We decided it was time to pay St Giles in the Fields a visit after continuously being reminded that this structure was the last church on the route between Newgate Prison and the gallows at Tyburn those condemned to be hanged would ever see.
A Brief History
The first recorded church on the site was a chapel of the parish of Holborn attached to a monastery and leper hospital founded by Matilda of Scotland in 1101. The monastery was dissolved during the reign of Henry VIII. The parish at the time covered a large area, stretching from Lincoln’s Inn Fields in the east to what is now Charing Cross Road in the west, to Seven Dials in the south, and including all of Bloomsbury. This was when the words ”in-the-fields” were added to its name.
The early church fell into disrepair and a new structure was built between 1623 and 1630.
The first victims of the 1665 Great Plague were buried in St Giles’s churchyard. Due to the high number of plague victims buried here the soil suffered from serious damp and the church was once again destined for ruin.
The parishioners petitioned for a grant to rebuild and were initially refused because it was not a new foundation according to the Commission for Building Fifty New Churches. They were eventually allocated £8,000 (a good few million in today’s money) and a new church was built in 1730-34. This is the St Giles you see today.
Halfway Stop For Newgate Prisoners
St Giles in the Fields marked the halfway point to the infamous Tyburn gallows where Newgate prisoners sentenced to death would meet their maker. Convicts would begin their last day at Newgate Prison in the City. They’d then be paraded on a horse and cart on a very public journey through St Giles in the Fields, down Oxford Street, before arriving at the Tyburn Tree – their final destination. Upon arriving at St Giles the churchwardens paid for the condemned to have a drink at the pub next door, The Resurrection Gate, (now known as The Angel) before they went on to be hanged, a custom that had started in the early 15th century.
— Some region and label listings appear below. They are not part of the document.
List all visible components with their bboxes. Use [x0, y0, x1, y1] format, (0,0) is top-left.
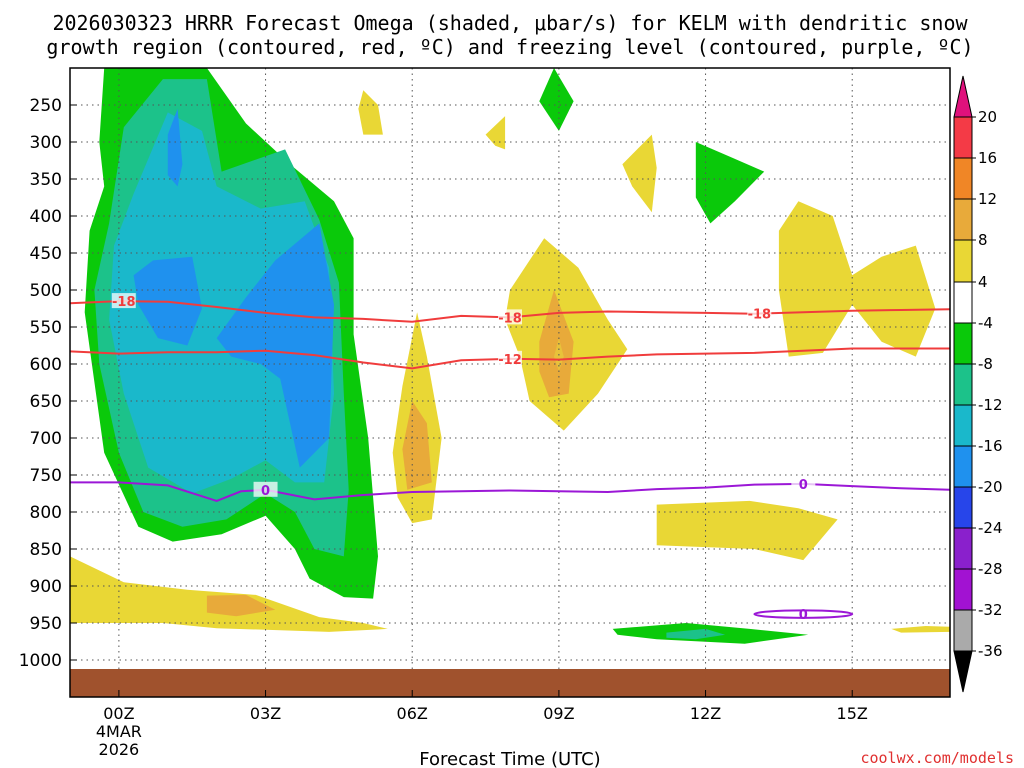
x-axis-label: Forecast Time (UTC): [419, 749, 600, 768]
omega-region-2: [109, 112, 334, 494]
y-tick-label-13: 900: [30, 577, 62, 597]
omega-region-18: [778, 201, 936, 357]
omega-region-16: [539, 68, 574, 131]
red-contour-label-0-2: -18: [748, 308, 772, 323]
colorbar-swatch-12: [953, 609, 973, 652]
ground-surface: [70, 669, 950, 697]
y-tick-label-11: 800: [30, 503, 62, 523]
colorbar-swatch-8: [953, 445, 973, 488]
colorbar-swatch-6: [953, 363, 973, 406]
x-tick-label-5: 15Z: [837, 704, 868, 723]
credit-text: coolwx.com/models: [860, 749, 1014, 767]
chart-title-line1: 2026030323 HRRR Forecast Omega (shaded, …: [52, 11, 968, 35]
colorbar-label-3: 8: [978, 231, 988, 249]
y-tick-label-14: 950: [30, 614, 62, 634]
x-tick-label-2: 06Z: [397, 704, 428, 723]
colorbar: 20 16 12 8 4 -4 -8 -12 -16 -20 -24 -28 -32 -36: [953, 75, 1003, 693]
y-tick-label-15: 1000: [19, 651, 62, 671]
colorbar-label-12: -32: [978, 601, 1003, 619]
y-tick-label-3: 400: [30, 207, 62, 227]
colorbar-swatch-2: [953, 198, 973, 241]
red-contour-label-0-1: -18: [498, 311, 522, 326]
y-tick-label-1: 300: [30, 133, 62, 153]
colorbar-swatch-10: [953, 527, 973, 570]
colorbar-swatch-1: [953, 157, 973, 200]
colorbar-label-10: -24: [978, 519, 1003, 537]
colorbar-label-11: -28: [978, 560, 1003, 578]
red-contour-label-bg-1-0: [498, 350, 522, 366]
omega-region-19: [656, 500, 838, 561]
colorbar-top-arrow: [953, 75, 973, 118]
colorbar-label-2: 12: [978, 190, 997, 208]
omega-region-13: [358, 90, 383, 135]
colorbar-label-4: 4: [978, 273, 988, 291]
omega-region-6: [70, 556, 388, 632]
red-contour-label-0-0: -18: [112, 295, 136, 310]
x-tick-label-1: 03Z: [250, 704, 281, 723]
colorbar-label-9: -20: [978, 478, 1003, 496]
x-tick-date: 4MAR: [96, 722, 142, 741]
colorbar-swatch-4: [953, 281, 973, 324]
purple-loop-contour: [753, 609, 854, 619]
x-tick-label-4: 12Z: [690, 704, 721, 723]
colorbar-label-0: 20: [978, 108, 997, 126]
y-tick-label-10: 750: [30, 466, 62, 486]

By the time that the procession between Newgate and Tyburn ended in 1783 the area to the north side of St Giles High Street as far as Great Russell Street became one of the poorest parts of London, known as St Giles Rookery, described as full of common lodging houses and gin shops.
The Hidden Garden
There is not much to do and see at St Giles on a Saturday as the church is closed, so sadly on this visit, we could not go inside. However, if you are within proximity of St Giles and the weather is with you pay the Phoenix Garden a visit. Sometimes you just want to get away from the madness of London and contemplate in peace for a while. The garden is surprisingly close to the busiest part of central London (Totenham Court Road & Covent Garden) and is ideal for grabbing a few minutes of respite before getting back to it.
The Phoenix Garden has no historical significance other than it now stands in what would have most likely been an overflowing burial ground back in the 1600s. The garden was built on a disused carpark in the 1980s.
This little beauty is bristling with all manner of wildlife and receives no council funding so relies on public donations to stay open.
The garden entrance is located in St Giles Passage, which is behind St Giles in the Fields.